Consider All The Options



Caring for aging parents can take many forms. The arrangement you select will depend on the older generation’s health, as well as the financial impact.

Caring for aging family members while they continue to live in their own home, known as “aging in place”, allows for the highest level of continued independence. However, this plan requires the financial resources to maintain two households. Though it can be difficult, it may be possible if the older generation owns their home, has no debt and significant retirement savings.

Nursing facilities offer the lowest level of independence and can come at a high cost. However, they provide higher levels of skilled care than a family member can provide. Depending on income, there may be financial assistance available to mitigate the cost.

Merging households offers a compromise between the two extremes, and can be a cost-effective solution. Don’t assume that your parents need to move into your home. If their home is already paid for, while yours has a mortgage, it may be better for your family to move in with them.

Whichever solution you choose today, don’t assume it will always be the right one. As health conditions and finances change, it may be necessary to make another move.

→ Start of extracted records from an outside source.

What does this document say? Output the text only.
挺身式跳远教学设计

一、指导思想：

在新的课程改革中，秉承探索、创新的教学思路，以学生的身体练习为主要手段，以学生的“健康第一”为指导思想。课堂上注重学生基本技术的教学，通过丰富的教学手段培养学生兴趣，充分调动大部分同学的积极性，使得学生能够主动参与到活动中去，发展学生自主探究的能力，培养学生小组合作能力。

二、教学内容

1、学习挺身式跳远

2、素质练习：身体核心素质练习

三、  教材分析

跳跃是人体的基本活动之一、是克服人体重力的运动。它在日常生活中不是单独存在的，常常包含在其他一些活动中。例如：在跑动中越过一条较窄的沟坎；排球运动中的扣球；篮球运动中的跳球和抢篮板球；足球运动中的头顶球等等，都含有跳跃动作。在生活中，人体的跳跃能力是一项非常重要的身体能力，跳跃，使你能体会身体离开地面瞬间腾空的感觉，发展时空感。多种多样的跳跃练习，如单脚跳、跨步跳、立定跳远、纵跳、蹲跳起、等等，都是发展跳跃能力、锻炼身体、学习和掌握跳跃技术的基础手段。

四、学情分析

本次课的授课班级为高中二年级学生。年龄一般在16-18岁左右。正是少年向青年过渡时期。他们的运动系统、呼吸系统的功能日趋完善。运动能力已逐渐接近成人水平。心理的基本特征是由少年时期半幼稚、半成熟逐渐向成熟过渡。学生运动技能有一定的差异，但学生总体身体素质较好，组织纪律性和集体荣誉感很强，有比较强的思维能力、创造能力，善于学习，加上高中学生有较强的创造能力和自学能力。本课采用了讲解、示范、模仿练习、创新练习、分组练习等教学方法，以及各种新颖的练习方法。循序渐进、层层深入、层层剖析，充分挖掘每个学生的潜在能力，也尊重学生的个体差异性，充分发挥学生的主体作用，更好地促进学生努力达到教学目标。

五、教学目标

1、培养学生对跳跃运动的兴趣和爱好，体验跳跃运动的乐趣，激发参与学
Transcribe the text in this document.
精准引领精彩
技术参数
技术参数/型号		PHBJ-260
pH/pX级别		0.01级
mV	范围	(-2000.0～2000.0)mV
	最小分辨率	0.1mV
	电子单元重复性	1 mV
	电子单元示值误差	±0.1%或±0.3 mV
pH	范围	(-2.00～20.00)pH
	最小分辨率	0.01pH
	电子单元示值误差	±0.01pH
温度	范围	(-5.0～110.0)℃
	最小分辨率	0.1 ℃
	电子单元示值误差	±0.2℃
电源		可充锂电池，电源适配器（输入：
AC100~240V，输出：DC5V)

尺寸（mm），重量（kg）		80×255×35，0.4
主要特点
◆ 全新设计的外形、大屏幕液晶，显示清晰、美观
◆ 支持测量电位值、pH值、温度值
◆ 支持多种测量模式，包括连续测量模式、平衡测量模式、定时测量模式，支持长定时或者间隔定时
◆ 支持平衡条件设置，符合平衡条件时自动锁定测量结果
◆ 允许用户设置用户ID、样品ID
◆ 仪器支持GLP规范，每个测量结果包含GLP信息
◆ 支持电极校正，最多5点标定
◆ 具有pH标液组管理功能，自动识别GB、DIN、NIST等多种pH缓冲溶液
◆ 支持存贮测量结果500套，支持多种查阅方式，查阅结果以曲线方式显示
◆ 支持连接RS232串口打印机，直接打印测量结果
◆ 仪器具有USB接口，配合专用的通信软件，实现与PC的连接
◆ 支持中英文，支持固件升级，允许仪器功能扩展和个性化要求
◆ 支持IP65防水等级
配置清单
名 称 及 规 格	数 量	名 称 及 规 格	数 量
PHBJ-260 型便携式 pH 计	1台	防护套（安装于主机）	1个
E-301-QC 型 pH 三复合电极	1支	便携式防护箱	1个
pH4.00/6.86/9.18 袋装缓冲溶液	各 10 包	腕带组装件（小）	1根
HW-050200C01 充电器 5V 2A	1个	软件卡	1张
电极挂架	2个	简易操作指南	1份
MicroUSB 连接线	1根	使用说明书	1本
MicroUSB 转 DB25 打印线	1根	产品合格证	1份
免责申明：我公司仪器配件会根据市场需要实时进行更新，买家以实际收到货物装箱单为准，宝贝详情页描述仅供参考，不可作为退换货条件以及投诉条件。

Set Aside Time For Your Children



In addition to the financial commitments, caring for aging parents creates new demands on time and emotions. In order for children to continue to thrive and grow, you’ll need to take special care that they get one-on-one time with Mom and Dad.

Plan ahead for special outings and private quite time with children on a regular basis. When children know that they’ll soon have time alone time with parents, they are better able to handle the day-to-day distractions. Also, check in with children continually to find out how they are feeling about the situation and be sure they know they can come to you at any time to talk, ask questions of just for a hug.

Continue To Plan Ahead



Though caring for an aging parent forces the focus to the here and now, it is still important to plan for the future. Trim the budget, to the bare necessities if necessary, so that you do not dip into emergency accounts or your own retirement savings.

In the best-case scenario, continue to contribute to education savings for your children and to your own retirement accounts.

Ask For Help



When caring for an aging parent, the road can be long and difficult, but you do not have to walk it alone. Engage siblings and other family members in honest conversations and develop a plan for managing both the day-to-day responsibilities and the financial obligations together. Also, contact your county’s Office On Aging to find out what resources are available in your area.

Caring for aging parents, while also raising your own family, can be a difficult journey, emotionally, practically and finically. However, it is a responsibility with it’s own rewards.